Covid-19 threatens to undo years of progress in sub-Saharan Africa, the International Monetary Fund (IMF) has said.
The Bretton Woods institution added that the region faces a difficult road to recovery.
The IMF says it is supporting countries in the region by rapidly deploying extraordinary emergency financing – and stands ready to do more.
In its regional outlook report, the IMF said sub-Saharan Africa is contending with an unprecedented health and economic crisis—one that, in just a few months, has jeopardized years of hard-won development gains and upended the lives and livelihoods of millions.
“The onset of the pandemic was delayed in sub-Saharan Africa, and infection rates have been relatively low compared with other parts of the world.
“However, the resurgence of new cases in many advanced economies and the specter of repeated outbreaks across the region suggest that the pandemic will likely remain a very real concern for some time to come.
“Nonetheless, amid high economic and social costs, countries are now cautiously starting to reopen their economies and are looking for policies to restart growth.
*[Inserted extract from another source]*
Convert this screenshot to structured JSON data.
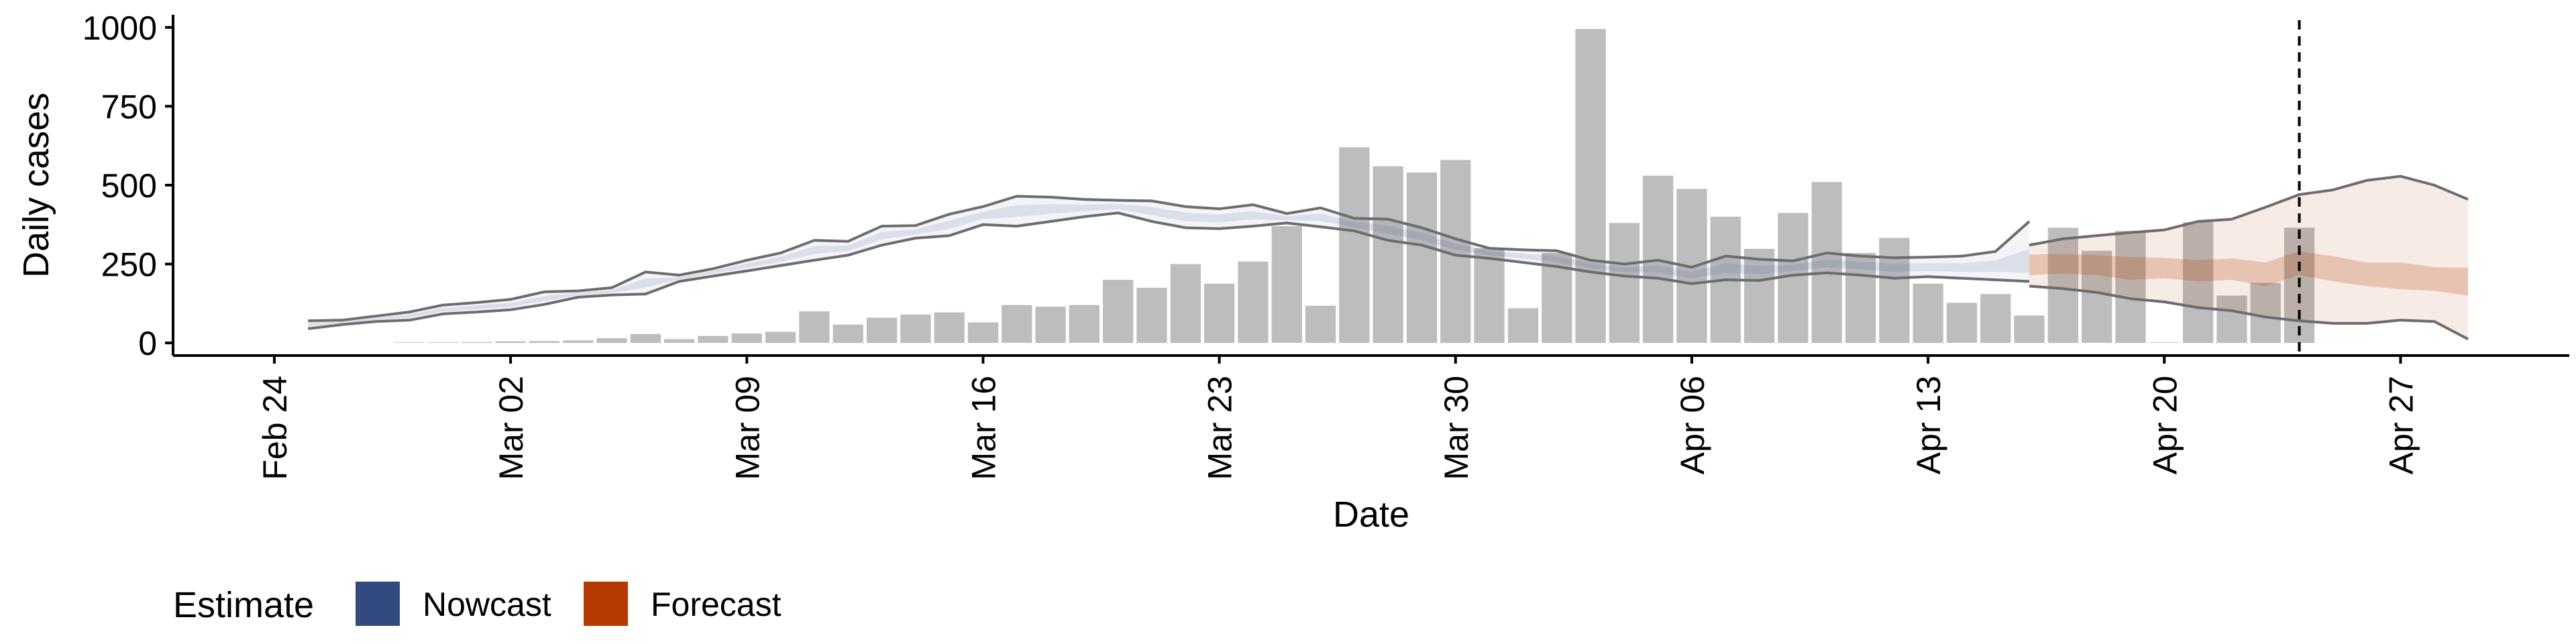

“With the imposition of lockdowns, regional activity dropped sharply during the second quarter of 2020, but with a loosening of containment measures, higher commodity prices, and easing financial conditions, there have been some tentative signs of a recovery in the second half of the year.”
The report added: “Overall, the region is projected to contract by –3.0 percent in 2020. The largest impact of the crisis on growth has been for tourism-dependent economies, while commodity-exporting countries have also been hit hard. Growth in more diversified economies will slow significantly, but in many cases will still be positive in 2020.
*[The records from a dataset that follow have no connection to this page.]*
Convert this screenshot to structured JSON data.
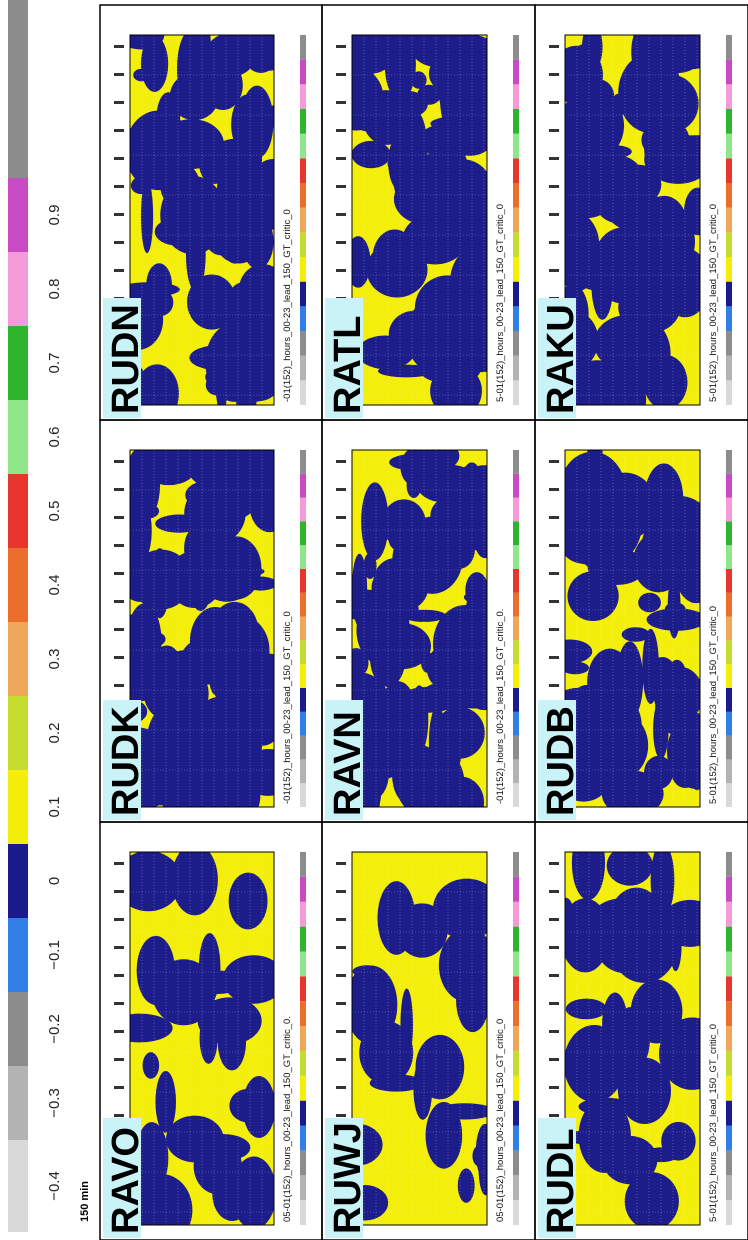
{
  "colorbar": {
    "caption": "150 min",
    "colors": [
      "#d9d9d9",
      "#b3b3b3",
      "#8c8c8c",
      "#2f7fe6",
      "#1a1a8c",
      "#f5ee0a",
      "#c4dd2e",
      "#f0a75a",
      "#ec6e2b",
      "#e8352e",
      "#8ee88a",
      "#2db52d",
      "#f59ad8",
      "#c84ac4",
      "#8c8c8c"
    ],
    "labels": [
      "−0.4",
      "−0.3",
      "−0.2",
      "−0.1",
      "0",
      "0.1",
      "0.2",
      "0.3",
      "0.4",
      "0.5",
      "0.6",
      "0.7",
      "0.8",
      "0.9"
    ]
  },
  "panels": [
    {
      "name": "RUDN",
      "title": "-01(152)_hours_00-23_lead_150_GT_critic_0"
    },
    {
      "name": "RATL",
      "title": "5-01(152)_hours_00-23_lead_150_GT_critic_0"
    },
    {
      "name": "RAKU",
      "title": "5-01(152)_hours_00-23_lead_150_GT_critic_0"
    },
    {
      "name": "RUDK",
      "title": "-01(152)_hours_00-23_lead_150_GT_critic_0"
    },
    {
      "name": "RAVN",
      "title": "-01(152)_hours_00-23_lead_150_GT_critic_0."
    },
    {
      "name": "RUDB",
      "title": "5-01(152)_hours_00-23_lead_150_GT_critic_0"
    },
    {
      "name": "RAVO",
      "title": "05-01(152)_hours_00-23_lead_150_GT_critic_0."
    },
    {
      "name": "RUWJ",
      "title": "05-01(152)_hours_00-23_lead_150_GT_critic_0"
    },
    {
      "name": "RUDL",
      "title": "5-01(152)_hours_00-23_lead_150_GT_critic_0"
    }
  ]
}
“Looking ahead, regional growth is forecast at 3.1 percent in 2021. This is a smaller expansion than expected in much of the rest of the world, partly reflecting sub-Saharan Africa’s relatively limited policy space within which to sustain a fiscal expansion. Key drivers of next year’s growth will include an improvement in exports and commodity prices as the world economy recovers, along with a recovery in both private consumption and investment.
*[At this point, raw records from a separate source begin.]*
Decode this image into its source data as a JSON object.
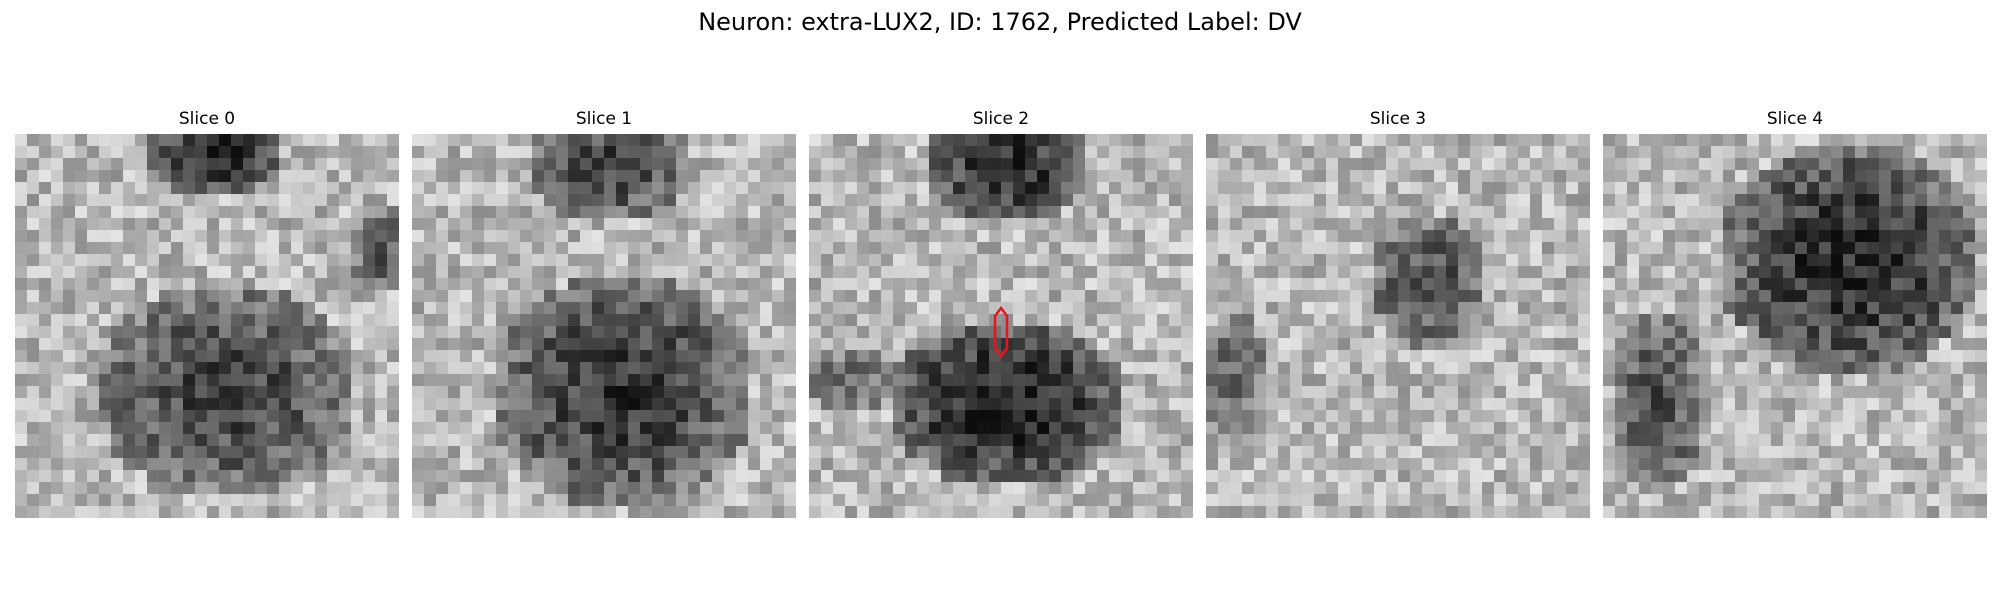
{
  "figure": {
    "title": "Neuron: extra-LUX2, ID: 1762, Predicted Label: DV"
  },
  "slices": [
    {
      "label": "Slice 0",
      "has_marker": false
    },
    {
      "label": "Slice 1",
      "has_marker": false
    },
    {
      "label": "Slice 2",
      "has_marker": true
    },
    {
      "label": "Slice 3",
      "has_marker": false
    },
    {
      "label": "Slice 4",
      "has_marker": false
    }
  ],
  "colors": {
    "marker": "#e8141c",
    "background": "#ffffff"
  },
  "colormap": "gray"
}
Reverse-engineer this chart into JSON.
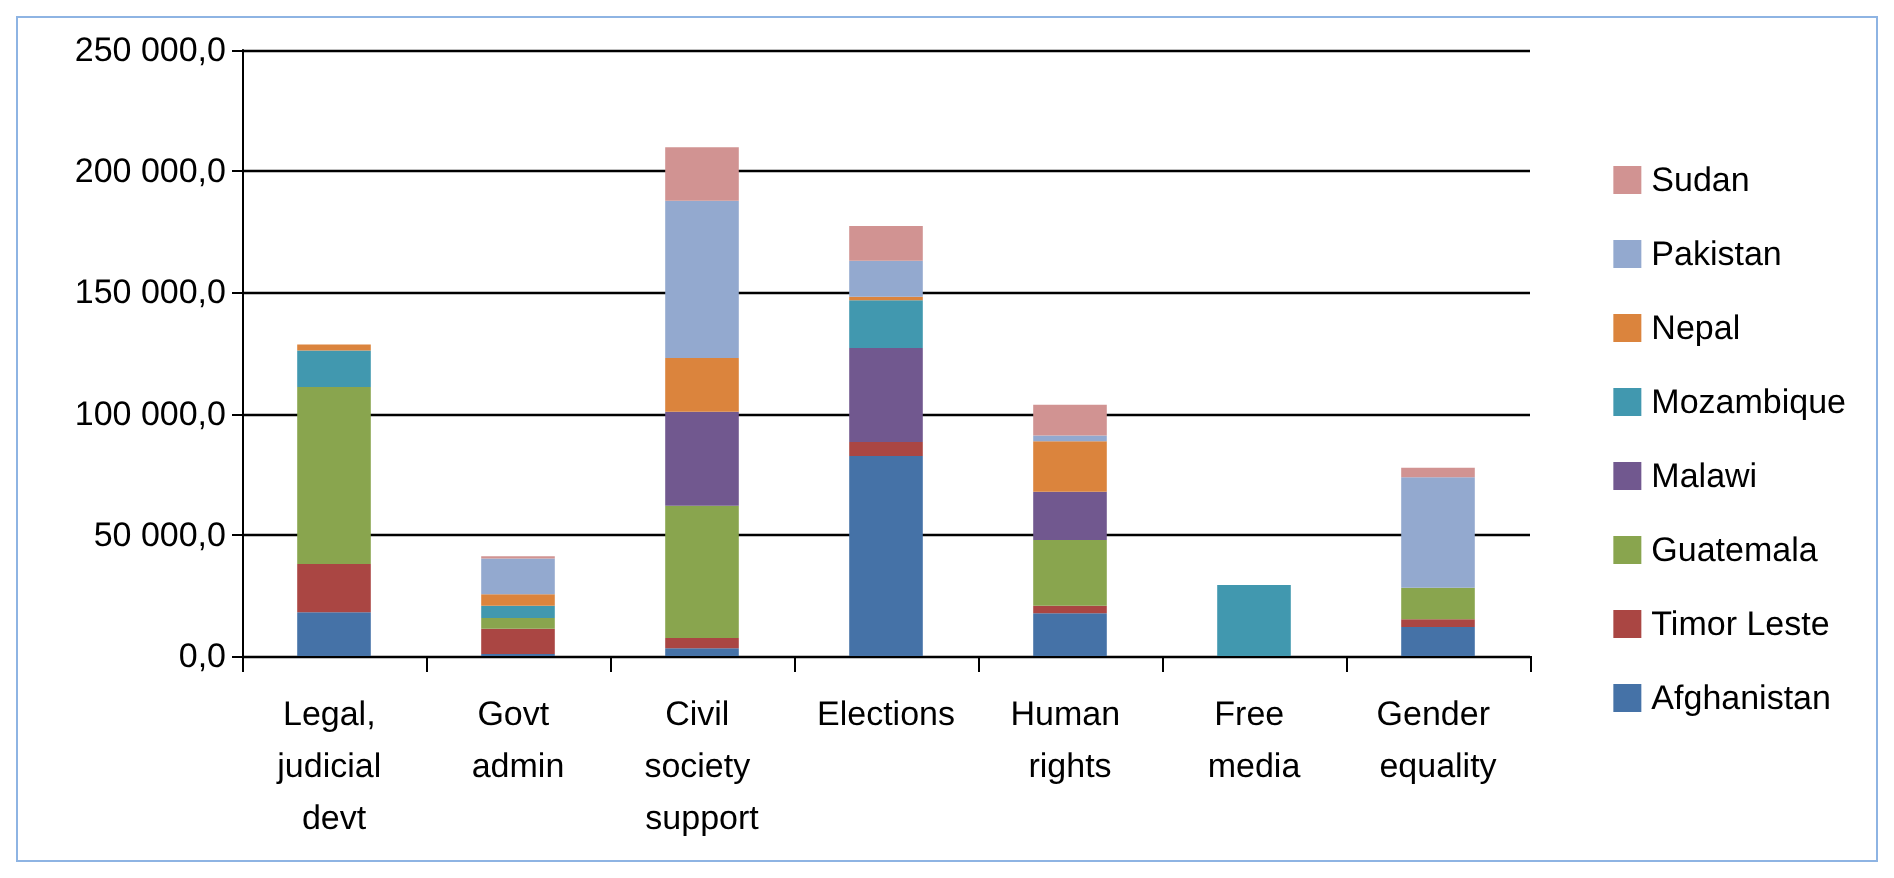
{
  "chart_data": {
    "type": "bar",
    "stacked": true,
    "categories": [
      "Legal, judicial devt",
      "Govt admin",
      "Civil society support",
      "Elections",
      "Human rights",
      "Free media",
      "Gender equality"
    ],
    "series": [
      {
        "name": "Afghanistan",
        "color": "#4572a7",
        "values": [
          18000,
          800,
          3200,
          82500,
          17600,
          0,
          12000
        ]
      },
      {
        "name": "Timor Leste",
        "color": "#aa4643",
        "values": [
          20000,
          10400,
          4200,
          5800,
          3100,
          0,
          3200
        ]
      },
      {
        "name": "Guatemala",
        "color": "#89a54e",
        "values": [
          73000,
          4500,
          54600,
          0,
          27200,
          0,
          13000
        ]
      },
      {
        "name": "Malawi",
        "color": "#71588f",
        "values": [
          0,
          0,
          38800,
          38800,
          19900,
          0,
          0
        ]
      },
      {
        "name": "Mozambique",
        "color": "#4198af",
        "values": [
          15000,
          5000,
          0,
          19700,
          0,
          29300,
          0
        ]
      },
      {
        "name": "Nepal",
        "color": "#db843d",
        "values": [
          2500,
          4800,
          22100,
          1400,
          20800,
          0,
          0
        ]
      },
      {
        "name": "Pakistan",
        "color": "#93a9cf",
        "values": [
          0,
          14700,
          64900,
          14900,
          2400,
          0,
          45500
        ]
      },
      {
        "name": "Sudan",
        "color": "#d19392",
        "values": [
          0,
          1000,
          22100,
          14300,
          12700,
          0,
          4000
        ]
      }
    ],
    "ylim": [
      0,
      250000
    ],
    "yticks": [
      {
        "value": 0,
        "label": "0,0"
      },
      {
        "value": 50000,
        "label": "50 000,0"
      },
      {
        "value": 100000,
        "label": "100 000,0"
      },
      {
        "value": 150000,
        "label": "150 000,0"
      },
      {
        "value": 200000,
        "label": "200 000,0"
      },
      {
        "value": 250000,
        "label": "250 000,0"
      }
    ],
    "grid": "y",
    "legend": "right"
  }
}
“The current outlook is subject to greater-than-usual uncertainty and hinges on both the persistence of the COVID-19 shock, the availability of external financial support, and the availability of an effective, affordable, and trusted vaccine. Other risks include political instability or the return of climate-related shocks, such as floods or droughts.
“On policies, where the pandemic continues to linger, the priority remains to save lives and protect livelihoods.”